TUC General Secretary Frances O’Grady addresses the conference in Hull

Mr. Turner urges workers to ensure they have union representation. He thinks what happened with P&O is just the tip of the iceberg.

Mr Turner said: “I think it is extremely important for workers to register as union members. They must be protected from unscrupulous employers.

“Not all employers are bad, but workers need protection from predators like P&O. The government is letting them off the hook and we need new employment legislation.

The TUC called on the government to announce a Jobs Bill to strengthen workers’ rights and ‘prevent another P&O-type scandal’.

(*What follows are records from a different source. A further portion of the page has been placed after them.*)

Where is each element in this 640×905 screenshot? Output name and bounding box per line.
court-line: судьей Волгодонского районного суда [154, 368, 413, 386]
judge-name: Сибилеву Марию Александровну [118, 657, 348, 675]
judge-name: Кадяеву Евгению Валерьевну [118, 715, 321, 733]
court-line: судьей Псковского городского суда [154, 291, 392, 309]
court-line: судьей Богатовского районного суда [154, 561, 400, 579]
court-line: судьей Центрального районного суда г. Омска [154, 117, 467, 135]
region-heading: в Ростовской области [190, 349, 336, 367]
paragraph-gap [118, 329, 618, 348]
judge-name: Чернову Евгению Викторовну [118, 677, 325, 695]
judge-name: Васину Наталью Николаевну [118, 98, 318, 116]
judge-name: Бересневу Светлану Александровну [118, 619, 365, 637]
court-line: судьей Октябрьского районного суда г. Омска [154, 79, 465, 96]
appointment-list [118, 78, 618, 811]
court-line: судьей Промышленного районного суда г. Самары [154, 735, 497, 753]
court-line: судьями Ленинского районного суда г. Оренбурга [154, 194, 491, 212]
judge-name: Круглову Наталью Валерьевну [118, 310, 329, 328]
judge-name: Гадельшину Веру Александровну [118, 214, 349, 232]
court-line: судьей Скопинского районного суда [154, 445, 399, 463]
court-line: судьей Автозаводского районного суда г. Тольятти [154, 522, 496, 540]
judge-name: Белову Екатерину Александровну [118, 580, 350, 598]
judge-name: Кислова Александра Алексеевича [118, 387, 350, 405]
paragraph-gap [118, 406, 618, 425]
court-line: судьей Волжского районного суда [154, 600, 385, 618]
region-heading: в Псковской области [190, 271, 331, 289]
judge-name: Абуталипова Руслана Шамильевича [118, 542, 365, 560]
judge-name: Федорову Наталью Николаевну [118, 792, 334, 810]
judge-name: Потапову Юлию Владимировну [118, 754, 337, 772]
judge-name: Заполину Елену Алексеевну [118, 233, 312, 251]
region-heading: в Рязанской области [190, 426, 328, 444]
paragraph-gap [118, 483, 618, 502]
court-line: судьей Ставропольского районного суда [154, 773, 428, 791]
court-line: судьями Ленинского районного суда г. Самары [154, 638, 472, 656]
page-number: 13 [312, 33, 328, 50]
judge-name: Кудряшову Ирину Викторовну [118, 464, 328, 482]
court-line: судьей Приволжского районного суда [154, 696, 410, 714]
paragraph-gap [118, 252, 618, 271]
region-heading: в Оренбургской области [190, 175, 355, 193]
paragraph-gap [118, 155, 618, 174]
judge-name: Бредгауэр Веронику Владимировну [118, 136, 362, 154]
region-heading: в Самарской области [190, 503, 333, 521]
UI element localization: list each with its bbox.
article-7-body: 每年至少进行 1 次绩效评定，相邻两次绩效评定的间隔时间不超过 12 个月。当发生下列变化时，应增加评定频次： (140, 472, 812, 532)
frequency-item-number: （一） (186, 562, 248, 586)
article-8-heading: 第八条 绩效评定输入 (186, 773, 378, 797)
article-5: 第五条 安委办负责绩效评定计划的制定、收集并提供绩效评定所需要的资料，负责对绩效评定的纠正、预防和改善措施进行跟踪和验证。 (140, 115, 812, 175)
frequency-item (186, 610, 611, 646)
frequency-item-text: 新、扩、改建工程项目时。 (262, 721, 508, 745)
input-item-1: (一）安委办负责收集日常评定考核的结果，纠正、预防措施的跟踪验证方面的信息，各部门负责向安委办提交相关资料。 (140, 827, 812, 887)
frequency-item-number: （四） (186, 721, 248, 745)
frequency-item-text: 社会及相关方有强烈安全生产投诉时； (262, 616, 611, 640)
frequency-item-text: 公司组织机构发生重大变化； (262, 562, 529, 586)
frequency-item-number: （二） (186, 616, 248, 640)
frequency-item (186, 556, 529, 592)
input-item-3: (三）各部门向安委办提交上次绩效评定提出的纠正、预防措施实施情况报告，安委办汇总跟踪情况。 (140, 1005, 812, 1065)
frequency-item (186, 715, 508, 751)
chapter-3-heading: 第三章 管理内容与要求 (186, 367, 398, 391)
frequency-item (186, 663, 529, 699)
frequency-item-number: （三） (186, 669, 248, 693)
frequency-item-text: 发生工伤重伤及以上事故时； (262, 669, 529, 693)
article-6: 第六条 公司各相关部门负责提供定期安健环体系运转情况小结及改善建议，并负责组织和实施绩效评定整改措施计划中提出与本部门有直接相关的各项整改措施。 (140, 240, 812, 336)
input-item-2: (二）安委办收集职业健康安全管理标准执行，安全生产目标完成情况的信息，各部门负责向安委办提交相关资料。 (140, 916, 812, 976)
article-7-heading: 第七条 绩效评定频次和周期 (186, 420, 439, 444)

Frances O’Grady, the TUC general secretary, addressed the rally alongside Mr Turner. She said: “At P&O it was not a case of fire and rehire, but fire, fire and fire. Staff protected our supply chain during the pandemic and then they were simply replaced by temps, some earning less than £2 an hour. But poorly paid migrant workers are not the enemy, they are bad bosses.

“P&O has raised two fingers to the law of the land. There was no consultation and the workers deserve better. The government should now strip P&O of all its contracts.

P&O Ferries CEO Peter Hebblethwaite told MPs on the Transport Committee last month that agency staff paid an average of just £5.50 had been brought in to cover the routes, with the lowest being paid at £5.15 an hour. A number of agency employees have been fired for drinking while on duty recently.

During the conference, which will take place on Saturday and Sunday, votes will be held on key issues affecting the region, such as public control of buses, the privatization of Channel 4, energy and free ports.